Ayrshire Post

HORSE RACING

- @RacingJuli­e

So racing is once more whipping up a storm, writes Julie Williams.

This time it was the unusual use of the whip from jockey Raul Da Silva.

Not to correct his horse, but to chastise former Champion Jockey Jim Crowley, who cast doubt on his abilities after the first at Goodwood on Sunday.

Not quite handbags at dawn as De Silva has a 21 day ban for his efforts in the weighing room bust up.

York racecourse and the quality racing they put on make it the stand-out track in the North. It’s a fair and flat track with a brutal stamina sapping straight that sorts the wheat from the chaff.

They say there is a draw bias with those drawn nearest the inner rail in big field races. You can hear them wax lyrical about the golden highway, that seam of near mythic fast ground, that should a horse bag it in the final four furlongs it gives them an edge. I would not dispute it.

A handy draw is always the hope when you are planning on putting your hard earned cash on a horse.

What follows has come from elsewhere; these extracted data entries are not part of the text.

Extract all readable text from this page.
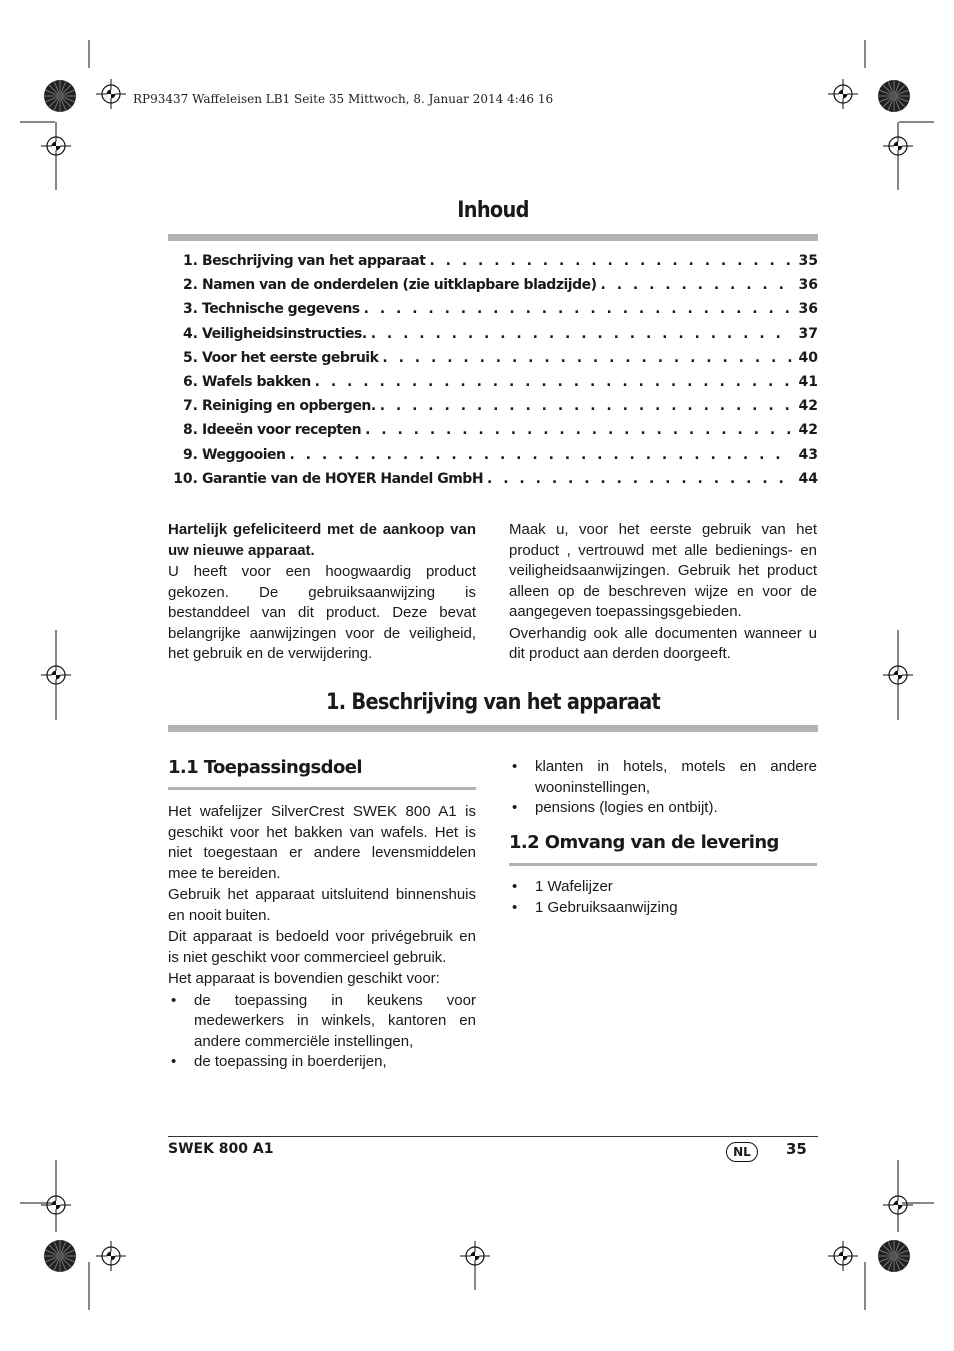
RP93437 Waffeleisen LB1 Seite 35 Mittwoch, 8. Januar 2014 4:46 16
Inhoud
1. Beschrijving van het apparaat . . .	35
2. Namen van de onderdelen (zie uitklapbare bladzijde) . . .	36
3. Technische gegevens . . .	36
4. Veiligheidsinstructies. . . .	37
5. Voor het eerste gebruik . . .	40
6. Wafels bakken . . .	41
7. Reiniging en opbergen. . . .	42
8. Ideeën voor recepten . . .	42
9. Weggooien . . .	43
10. Garantie van de HOYER Handel GmbH . . .	44

Hartelijk gefeliciteerd met de aankoop van uw nieuwe apparaat.

U heeft voor een hoogwaardig product gekozen. De gebruiksaanwijzing is bestanddeel van dit product. Deze bevat belangrijke aanwijzingen voor de veiligheid, het gebruik en de verwijdering.

Maak u, voor het eerste gebruik van het product , vertrouwd met alle bedienings- en veiligheidsaanwijzingen. Gebruik het product alleen op de beschreven wijze en voor de aangegeven toepassingsgebieden.

Overhandig ook alle documenten wanneer u dit product aan derden doorgeeft.

1. Beschrijving van het apparaat
1.1 Toepassingsdoel

Het wafelijzer SilverCrest SWEK 800 A1 is geschikt voor het bakken van wafels. Het is niet toegestaan er andere levensmiddelen mee te bereiden.

Gebruik het apparaat uitsluitend binnenshuis en nooit buiten.

Dit apparaat is bedoeld voor privégebruik en is niet geschikt voor commercieel gebruik.

Het apparaat is bovendien geschikt voor:

• de toepassing in keukens voor medewerkers in winkels, kantoren en andere commerciële instellingen,
• de toepassing in boerderijen,
• klanten in hotels, motels en andere wooninstellingen,
• pensions (logies en ontbijt).
1.2 Omvang van de levering
• 1 Wafelijzer
• 1 Gebruiksaanwijzing
SWEK 800 A1	NL	35
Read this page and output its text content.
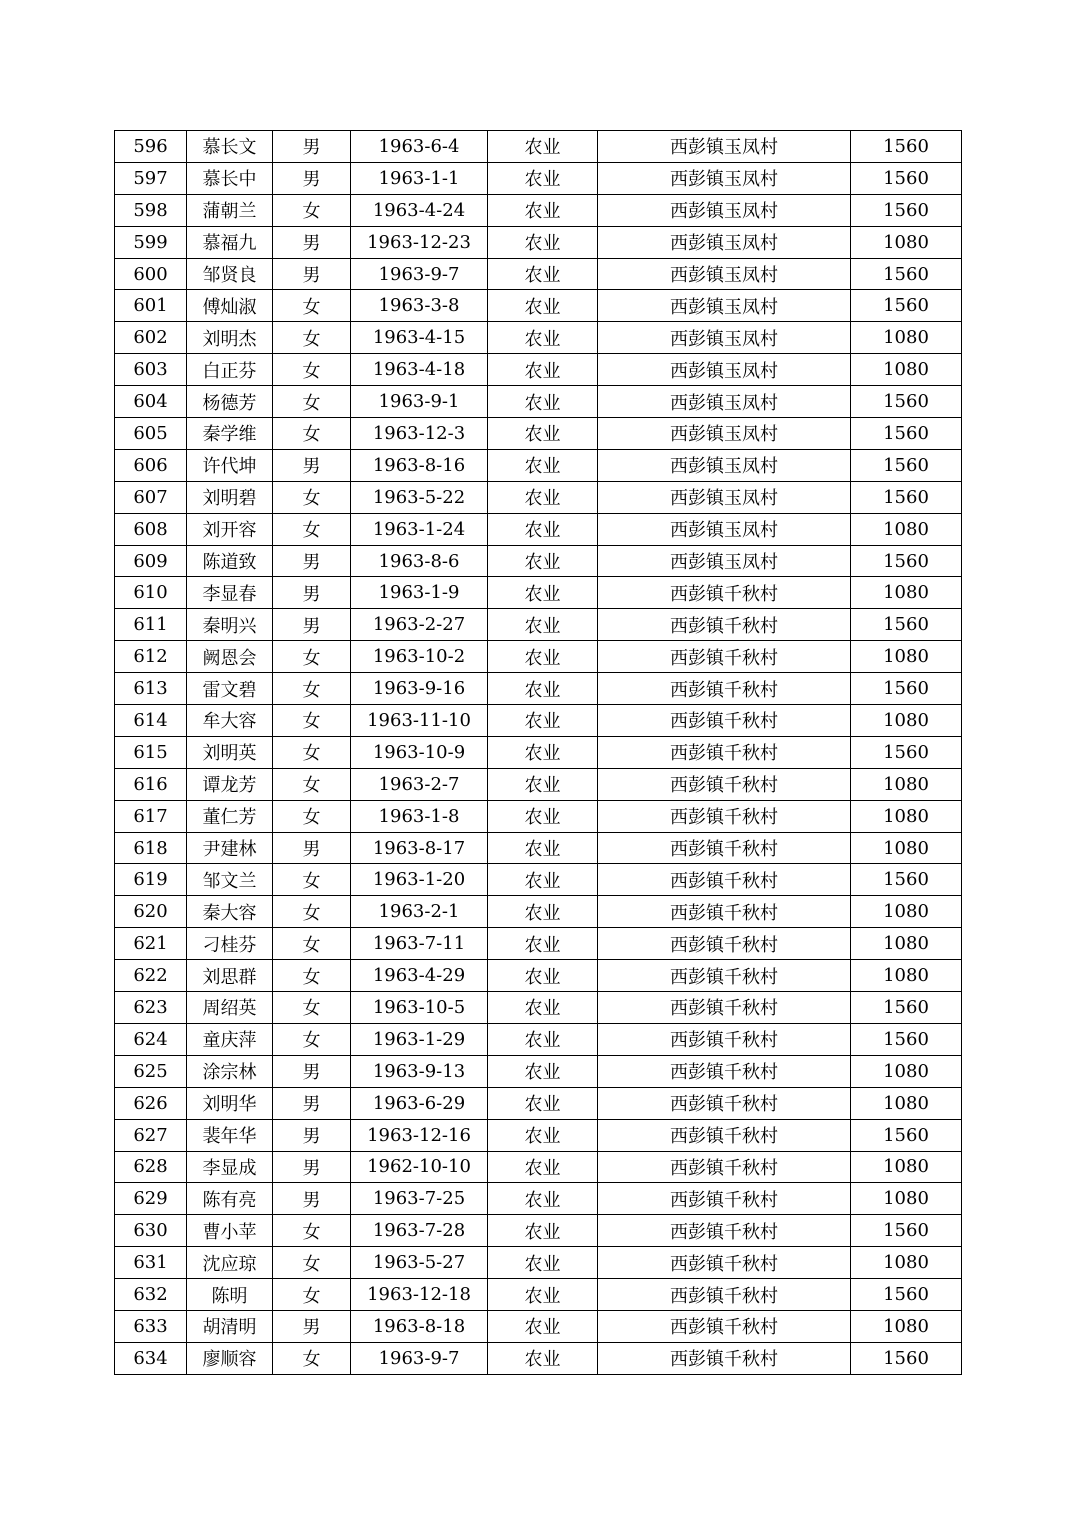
596	慕长文	男	1963-6-4	农业	西彭镇玉凤村	1560
597	慕长中	男	1963-1-1	农业	西彭镇玉凤村	1560
598	蒲朝兰	女	1963-4-24	农业	西彭镇玉凤村	1560
599	慕福九	男	1963-12-23	农业	西彭镇玉凤村	1080
600	邹贤良	男	1963-9-7	农业	西彭镇玉凤村	1560
601	傅灿淑	女	1963-3-8	农业	西彭镇玉凤村	1560
602	刘明杰	女	1963-4-15	农业	西彭镇玉凤村	1080
603	白正芬	女	1963-4-18	农业	西彭镇玉凤村	1080
604	杨德芳	女	1963-9-1	农业	西彭镇玉凤村	1560
605	秦学维	女	1963-12-3	农业	西彭镇玉凤村	1560
606	许代坤	男	1963-8-16	农业	西彭镇玉凤村	1560
607	刘明碧	女	1963-5-22	农业	西彭镇玉凤村	1560
608	刘开容	女	1963-1-24	农业	西彭镇玉凤村	1080
609	陈道致	男	1963-8-6	农业	西彭镇玉凤村	1560
610	李显春	男	1963-1-9	农业	西彭镇千秋村	1080
611	秦明兴	男	1963-2-27	农业	西彭镇千秋村	1560
612	阙恩会	女	1963-10-2	农业	西彭镇千秋村	1080
613	雷文碧	女	1963-9-16	农业	西彭镇千秋村	1560
614	牟大容	女	1963-11-10	农业	西彭镇千秋村	1080
615	刘明英	女	1963-10-9	农业	西彭镇千秋村	1560
616	谭龙芳	女	1963-2-7	农业	西彭镇千秋村	1080
617	董仁芳	女	1963-1-8	农业	西彭镇千秋村	1080
618	尹建林	男	1963-8-17	农业	西彭镇千秋村	1080
619	邹文兰	女	1963-1-20	农业	西彭镇千秋村	1560
620	秦大容	女	1963-2-1	农业	西彭镇千秋村	1080
621	刁桂芬	女	1963-7-11	农业	西彭镇千秋村	1080
622	刘思群	女	1963-4-29	农业	西彭镇千秋村	1080
623	周绍英	女	1963-10-5	农业	西彭镇千秋村	1560
624	童庆萍	女	1963-1-29	农业	西彭镇千秋村	1560
625	涂宗林	男	1963-9-13	农业	西彭镇千秋村	1080
626	刘明华	男	1963-6-29	农业	西彭镇千秋村	1080
627	裴年华	男	1963-12-16	农业	西彭镇千秋村	1560
628	李显成	男	1962-10-10	农业	西彭镇千秋村	1080
629	陈有亮	男	1963-7-25	农业	西彭镇千秋村	1080
630	曹小苹	女	1963-7-28	农业	西彭镇千秋村	1560
631	沈应琼	女	1963-5-27	农业	西彭镇千秋村	1080
632	陈明	女	1963-12-18	农业	西彭镇千秋村	1560
633	胡清明	男	1963-8-18	农业	西彭镇千秋村	1080
634	廖顺容	女	1963-9-7	农业	西彭镇千秋村	1560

Just as important, however, is sussing out exactly where the pace in a race is coming from. Not so easy when the one you hoped would blaze away from the front to set a strong and even gallop for your selection to destroy on the line actually falls out the stalls and you end up with a mixed and muddled race with just a cavalry charge at the end.

Pontificat­ing about what I like in a race is so much easier than finding the horse that will do that winning for us! We keep on trying.

To be run over one mile this Friday at York, the Ganton Stakes is a Listed race for horses who have yet to win a Group 1 or a Group 2 Pattern race.

The big yards of the south have dominated in the last few years with Saeed bin Suroor the latest of them with bottom weight ARABIAN HOPE.

Last year’s winner came out of stall one. It’s worth noting the last six winners have been drawn no higher than stall five; three of those going off favourite.

Aggregatin­g the available statics, the likely winner will be a five-year-old drawn in stall five, carrying nine stone seven pounds on its back. If only it were so.

We will not know the draw till later in the week but with 20 runners declared at the five day stage, you can be sure it’ll be competitiv­e.

Last year’s winning yard pin their hopes on TOP SCORE. The four-year-old gelding does, however, seem to save his best form for Meydan but his speed figures improve with every race and he may well be the danger to our selection, ANOTHER TOUCH.

Perhaps the owners’ punting intentions are writ large in the horses’ name.

He came on to my radar when he won a hot handicap at the Ayr Gold Cup meeting in 2015 as much for the fact that his trainer Richard Fahey struck a remarkable vein of form that week and it left quite a few bookies crying into their cocoa. Let’s just say I had my hankies to hand.

With five wins and seven places from 27 runs the winning ratio of ANOTHER TOUCH is OK give he has spent time racing in warm company.

You could also say his 2018 campaign so far has been lacklustre. It kicked off with three average runs in Meydan; the best of it on home turf with a third placing at Epsom in April. That was run over two furlongs further than Fridays race will be.

So with stamina assured at a track the horse knows well I believe this race has long been marked out for ANOTHER TOUCH. I am, of course, guessing but if he gets a decent draw (fingers crossed for stall five which has produced three winners from six runners) then I will get heavily involved each way but at no less than double figure odds.

Should connection elect to run him in the John Smith’s Cup Handicap the following day I will still bet him. We want him ridden handy, forcing the pace if necessary, making good use of his abundant stamina. If not for my pocket then certainly for my ego I need this horse to run a big race!